En Nouvelle-Calédonie, dès septembre 1914, l’armée rapatrie en métropole 117
gendarmes et militaires. Quelques volontaires calédoniens et néo-hébridais partent à ce moment-là. Durant toute la guerre, on compte 51 engagés volontaires à Nouméa : parmi eux, des jeunes gens de 18 à 20 ans aussi bien que des hommes de plus de 50 ans. Ils ont devancé l’appel ou bien ils sont plus âgés que les appelés. Lors de la mobilisation générale, des Océaniens français se trouvent en métropole comme les étudiants. Ils rejoignent les centres de recrutement proches afin d’être incorporés sur place. Aucun n’utilise la possibilité offerte par la loi de rentrer dans la colonie pour faire partie des contingents océaniens. Ils sont affectés immédiatement, principalement dans les 1er, 3e et 4e RI, quelques-uns, des officiers, dans l’armée de l’air. Les étudiants sont pour la plupart sous-lieutenants et meurent dans les
premiers combats à la bataille de la Marne avant la fin août 1914 ou dans le nord jusqu’en Belgique avant la fin décembre 1914. Quelques inscrits maritimes présents sur des navires en métropole sont affectés sur des navires de guerre.
En Nouvelle-Calédonie, huit hommes sont rejetés en tant qu’étrangers : deux
rejoignent la Légion étrangère qui recueille 110 engagements à Nouméa dont 100 Japonais qui résilient leur engagement peu de temps après leur arrivée en France et rembarquent à destination du Japon.
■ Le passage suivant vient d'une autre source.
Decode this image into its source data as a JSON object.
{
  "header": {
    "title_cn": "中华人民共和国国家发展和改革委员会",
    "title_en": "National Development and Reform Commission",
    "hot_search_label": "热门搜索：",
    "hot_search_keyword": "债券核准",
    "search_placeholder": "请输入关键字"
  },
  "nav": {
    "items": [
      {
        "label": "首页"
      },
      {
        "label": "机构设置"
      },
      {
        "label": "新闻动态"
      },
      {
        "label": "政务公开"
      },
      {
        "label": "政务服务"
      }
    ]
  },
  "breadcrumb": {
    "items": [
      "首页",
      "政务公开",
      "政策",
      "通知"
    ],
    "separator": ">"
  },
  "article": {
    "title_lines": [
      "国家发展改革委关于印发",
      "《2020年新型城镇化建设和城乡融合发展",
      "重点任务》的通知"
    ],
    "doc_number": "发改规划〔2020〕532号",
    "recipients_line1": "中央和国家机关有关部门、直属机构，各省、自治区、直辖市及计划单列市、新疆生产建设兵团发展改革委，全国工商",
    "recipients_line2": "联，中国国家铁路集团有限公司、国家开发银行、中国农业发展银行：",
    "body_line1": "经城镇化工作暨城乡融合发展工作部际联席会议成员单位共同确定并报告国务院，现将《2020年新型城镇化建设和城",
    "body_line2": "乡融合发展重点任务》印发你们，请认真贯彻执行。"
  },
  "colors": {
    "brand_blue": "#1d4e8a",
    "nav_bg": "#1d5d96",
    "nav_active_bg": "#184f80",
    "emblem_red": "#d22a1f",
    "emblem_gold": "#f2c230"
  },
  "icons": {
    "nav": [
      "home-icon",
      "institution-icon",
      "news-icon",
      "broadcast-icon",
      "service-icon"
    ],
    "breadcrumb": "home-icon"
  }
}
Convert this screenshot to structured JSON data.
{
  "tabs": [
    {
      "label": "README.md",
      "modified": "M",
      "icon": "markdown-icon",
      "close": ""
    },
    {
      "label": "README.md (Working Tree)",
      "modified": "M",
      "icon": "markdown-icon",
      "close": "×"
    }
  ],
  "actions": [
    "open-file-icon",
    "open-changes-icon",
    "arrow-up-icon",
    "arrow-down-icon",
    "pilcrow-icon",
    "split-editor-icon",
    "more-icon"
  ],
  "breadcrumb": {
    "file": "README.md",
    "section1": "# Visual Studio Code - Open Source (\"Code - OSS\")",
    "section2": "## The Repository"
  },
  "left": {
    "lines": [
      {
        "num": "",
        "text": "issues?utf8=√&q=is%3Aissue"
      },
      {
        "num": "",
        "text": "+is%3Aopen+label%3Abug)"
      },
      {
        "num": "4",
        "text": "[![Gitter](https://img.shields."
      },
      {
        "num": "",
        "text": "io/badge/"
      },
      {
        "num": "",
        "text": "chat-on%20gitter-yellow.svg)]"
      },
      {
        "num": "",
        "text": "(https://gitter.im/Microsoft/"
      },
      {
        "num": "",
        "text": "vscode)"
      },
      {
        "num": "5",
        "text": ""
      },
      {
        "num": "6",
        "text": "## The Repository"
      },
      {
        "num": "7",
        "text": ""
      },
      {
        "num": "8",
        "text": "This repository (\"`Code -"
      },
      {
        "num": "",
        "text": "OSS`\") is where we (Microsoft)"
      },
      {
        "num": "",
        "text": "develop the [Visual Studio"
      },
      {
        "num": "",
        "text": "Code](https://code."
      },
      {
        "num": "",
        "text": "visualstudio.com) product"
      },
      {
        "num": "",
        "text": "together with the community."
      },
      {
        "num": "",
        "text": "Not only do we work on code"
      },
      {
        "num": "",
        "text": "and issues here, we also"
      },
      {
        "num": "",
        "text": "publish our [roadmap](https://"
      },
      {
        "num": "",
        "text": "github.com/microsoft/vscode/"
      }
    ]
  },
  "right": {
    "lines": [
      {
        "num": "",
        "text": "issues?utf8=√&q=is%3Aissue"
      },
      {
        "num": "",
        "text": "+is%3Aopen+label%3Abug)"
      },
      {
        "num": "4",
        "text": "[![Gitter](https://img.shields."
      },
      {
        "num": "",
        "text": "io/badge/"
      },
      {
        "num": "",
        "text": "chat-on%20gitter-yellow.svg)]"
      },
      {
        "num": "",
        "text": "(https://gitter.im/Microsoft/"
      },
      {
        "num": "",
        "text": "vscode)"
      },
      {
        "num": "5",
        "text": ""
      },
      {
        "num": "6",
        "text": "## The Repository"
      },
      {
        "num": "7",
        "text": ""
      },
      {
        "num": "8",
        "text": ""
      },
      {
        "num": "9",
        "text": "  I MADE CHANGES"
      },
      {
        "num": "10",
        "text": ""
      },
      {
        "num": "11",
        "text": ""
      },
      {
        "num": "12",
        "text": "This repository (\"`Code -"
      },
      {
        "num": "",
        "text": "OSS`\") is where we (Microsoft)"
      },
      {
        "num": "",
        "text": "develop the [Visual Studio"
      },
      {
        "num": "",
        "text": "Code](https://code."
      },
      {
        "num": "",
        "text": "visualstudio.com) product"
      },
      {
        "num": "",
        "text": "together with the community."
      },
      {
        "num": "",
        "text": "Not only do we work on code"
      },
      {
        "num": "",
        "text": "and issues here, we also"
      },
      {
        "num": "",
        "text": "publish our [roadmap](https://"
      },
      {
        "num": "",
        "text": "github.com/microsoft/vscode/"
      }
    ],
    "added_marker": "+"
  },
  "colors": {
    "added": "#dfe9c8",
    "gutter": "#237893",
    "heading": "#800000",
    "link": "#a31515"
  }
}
Peu d’entre eux ont donc participé à la guerre depuis Nouméa. Les Italiens et les Belges sont mobilisables en janvier 1917, parmi eux, six rejetés du début de la guerre. 17 Calédoniens et Néo-Hébridais possédant la double nationalité franco-britannique ou franco-australienne s’engagent dans les ANZAC.
Avant leur départ vers la métropole, les mobilisés assurent la défense de leur colonie
contre une menace éventuelle d’ennemis mais aussi contre les révoltes indigènes qui ont éclaté dans tous les empires coloniaux. Les années 1916 aux Nouvelles-Hébrides et 1917 en Nouvelle-Calédonie connaissent de tels événements.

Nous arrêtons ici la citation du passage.